Britain said on Tuesday it will sign a cooperation pact with the European Union in financial services, the latest sign of a thaw in relations since Brexit.
The memorandum of understanding on regulatory cooperation was part of Britain’s Brexit deal but put on ice due to clashes with Brussels over trading arrangements in Northern Ireland, which have now been resolved.
UK Finance Minister Jeremy Hunt, in Brussels on Tuesday to meet with European Commission officials, said UK and EU financial markets are deeply interconnected and that building a constructive, voluntary relationship is of mutual benefit to both sides.
“This agreement with our European partners as sovereign equals builds on our arrangements with the U.S., Japan and Singapore, helping to support the sector’s role as a global financial services hub,” Hunt said in a statement.
The MoU sets up a forum of treasury, commission and regulatory officials that will meet about twice a year, similar to what the EU already has with the United States.

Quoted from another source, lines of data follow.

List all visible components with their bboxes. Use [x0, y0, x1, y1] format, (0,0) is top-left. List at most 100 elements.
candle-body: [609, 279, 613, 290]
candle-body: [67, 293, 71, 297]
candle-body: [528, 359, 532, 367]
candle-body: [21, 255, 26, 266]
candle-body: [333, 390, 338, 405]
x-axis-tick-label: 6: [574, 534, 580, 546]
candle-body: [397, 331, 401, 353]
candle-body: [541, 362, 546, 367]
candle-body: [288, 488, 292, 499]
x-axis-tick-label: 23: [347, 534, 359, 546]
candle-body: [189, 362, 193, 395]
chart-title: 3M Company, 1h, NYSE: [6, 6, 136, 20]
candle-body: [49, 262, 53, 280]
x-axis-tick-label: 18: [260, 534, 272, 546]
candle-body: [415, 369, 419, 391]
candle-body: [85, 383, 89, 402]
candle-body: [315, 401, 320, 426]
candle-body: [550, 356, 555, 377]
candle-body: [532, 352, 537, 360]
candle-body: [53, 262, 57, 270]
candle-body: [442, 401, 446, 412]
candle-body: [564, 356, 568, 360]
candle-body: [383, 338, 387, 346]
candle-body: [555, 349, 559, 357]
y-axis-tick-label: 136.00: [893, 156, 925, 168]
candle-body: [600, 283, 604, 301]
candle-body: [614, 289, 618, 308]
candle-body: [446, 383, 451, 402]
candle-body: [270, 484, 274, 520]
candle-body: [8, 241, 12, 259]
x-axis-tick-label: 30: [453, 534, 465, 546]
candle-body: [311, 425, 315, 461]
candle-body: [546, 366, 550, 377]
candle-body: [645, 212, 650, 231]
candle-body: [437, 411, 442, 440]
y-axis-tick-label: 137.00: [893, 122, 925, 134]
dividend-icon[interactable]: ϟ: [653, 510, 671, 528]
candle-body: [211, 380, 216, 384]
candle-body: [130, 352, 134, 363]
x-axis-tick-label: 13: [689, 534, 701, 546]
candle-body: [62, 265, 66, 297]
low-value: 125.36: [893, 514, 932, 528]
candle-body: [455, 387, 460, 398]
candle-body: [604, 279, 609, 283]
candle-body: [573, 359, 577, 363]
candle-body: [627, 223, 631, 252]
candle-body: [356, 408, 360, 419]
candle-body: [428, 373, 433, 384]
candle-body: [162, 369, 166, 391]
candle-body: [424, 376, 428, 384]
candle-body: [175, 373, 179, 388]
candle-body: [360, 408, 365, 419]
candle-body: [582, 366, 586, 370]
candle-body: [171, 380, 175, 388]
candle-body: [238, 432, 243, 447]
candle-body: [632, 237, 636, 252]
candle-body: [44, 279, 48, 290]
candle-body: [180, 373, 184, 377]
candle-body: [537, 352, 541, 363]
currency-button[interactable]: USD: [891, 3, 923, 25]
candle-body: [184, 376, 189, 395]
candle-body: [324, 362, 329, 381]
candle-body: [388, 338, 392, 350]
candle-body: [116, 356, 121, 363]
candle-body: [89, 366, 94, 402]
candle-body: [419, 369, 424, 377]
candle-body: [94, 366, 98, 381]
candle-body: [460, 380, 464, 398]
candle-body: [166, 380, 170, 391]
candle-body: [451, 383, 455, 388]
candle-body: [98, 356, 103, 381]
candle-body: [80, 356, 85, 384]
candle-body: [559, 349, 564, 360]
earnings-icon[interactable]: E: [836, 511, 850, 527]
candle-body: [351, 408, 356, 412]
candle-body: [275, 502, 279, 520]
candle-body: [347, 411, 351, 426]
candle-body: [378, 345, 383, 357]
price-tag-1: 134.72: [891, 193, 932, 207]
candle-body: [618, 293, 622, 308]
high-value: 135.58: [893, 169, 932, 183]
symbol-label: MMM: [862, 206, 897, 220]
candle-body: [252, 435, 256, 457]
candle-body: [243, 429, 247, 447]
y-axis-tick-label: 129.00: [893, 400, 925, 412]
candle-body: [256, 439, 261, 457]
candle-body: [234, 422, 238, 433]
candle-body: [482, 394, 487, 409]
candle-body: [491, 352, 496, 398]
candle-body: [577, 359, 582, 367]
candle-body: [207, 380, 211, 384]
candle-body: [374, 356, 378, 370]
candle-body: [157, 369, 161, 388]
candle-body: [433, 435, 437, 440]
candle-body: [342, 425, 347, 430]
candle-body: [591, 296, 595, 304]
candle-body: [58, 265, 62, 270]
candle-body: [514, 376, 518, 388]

After Britain’s financial sector lost unfettered access to the bloc due to Brexit, Brussels has made it clear the MoU won’t be a forum for negotiating better access for UK financial services.
To deepen its capital market post Brexit, the EU is approving a law that would require banks in the bloc to shift clearing of euro derivatives from London to centres like Frankfurt.
Separately on Tuesday, the bloc agreed on new rules to toughen requirements on branches of banks from Britain and other countries headquartered outside the EU.
After Brexit, London was overtaken by Amsterdam as Europe’s top share trading location as trading in euro-denominated shares shifted from the UK to the bloc, prompting Britain to reform its rules in a bid to bolster London’s role as a global financial centre.